In Ewing, the plaintiff named six defendants in his complaint, alleging that each defendant used an automatic telephone dialing system (“ATDS”) to call his cell phone and home phone at least thirteen times. The defendants included three different companies, two officers of one company, and one officer of another company. One of the corporate defendants filed a motion to dismiss the TCPA claim, arguing that the plaintiff failed to properly connect any defendant—either on a direct liability theory or one framed in vicarious liability—to making the calls and that the plaintiff failed to adequately plead the defendants’ alleged use of an ATDS.
The court agreed with the defendants, finding that the plaintiff failed to (1) “differentiate his allegations against each defendant” and instead impermissibly “lump[ed] defendants together without distinguishing the alleged wrongs amongst defendants,” and (2) “adequately allege an agency relationship between the defendants . . . instead offering confusing allegations regarding the role each of the defendants played in the purported scheme.”

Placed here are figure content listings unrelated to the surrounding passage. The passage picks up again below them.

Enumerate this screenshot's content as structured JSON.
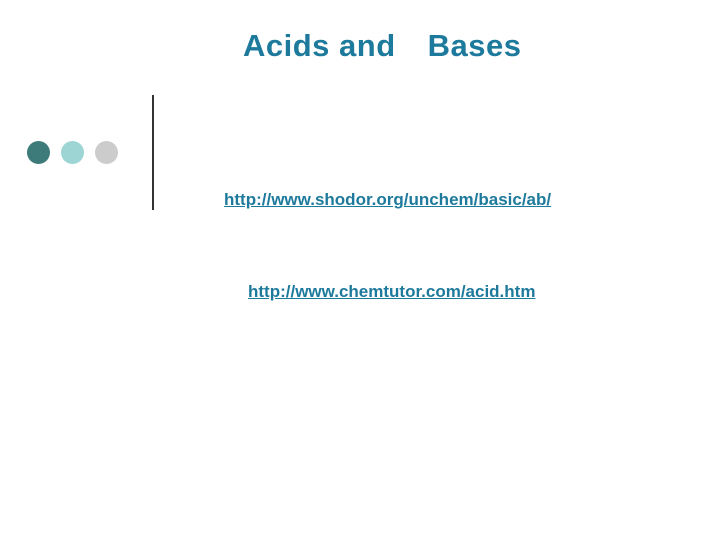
{
  "slide": {
    "title_part1": "Acids and",
    "title_part2": "Bases",
    "title_color": "#1e7a9c",
    "title_fontsize": 31,
    "background_color": "#ffffff",
    "decoration": {
      "circles": [
        {
          "color": "#3d7a7a",
          "size": 23
        },
        {
          "color": "#9dd4d4",
          "size": 23
        },
        {
          "color": "#cccccc",
          "size": 23
        }
      ],
      "line_color": "#333333",
      "line_height": 115
    },
    "links": [
      {
        "text": " http://www.shodor.org/unchem/basic/ab/",
        "color": "#1e7a9c",
        "fontsize": 17
      },
      {
        "text": "http://www.chemtutor.com/acid.htm",
        "color": "#1e7a9c",
        "fontsize": 17
      }
    ]
  }
}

The court, however, noted that the plaintiff had met his burden with regard to pleading the use of an ATDS. When accepted as true, the plaintiff’s factual allegations that “repeated calls [were made] ‘within a period of time and the presence of a pause or click'” sufficed to infer that the equipment allegedly used by defendants was an ATDS. However, having “failed to allege the first element of a TCPA claim, namely that [the defendant], or an agent acting on its behalf, called a telephone number belonging to Plaintiff,” the court dismissed the plaintiff’s claim.
For many of us, law school is but a distant memory (or one purposefully forgotten). But Ewing serves as a reminder of a plaintiff’s burden to connect the defendant to the claim, especially in cases involving multiple defendants. With this in mind, all parties involved in TCPA actions should ask the fundamental question: Who made the call?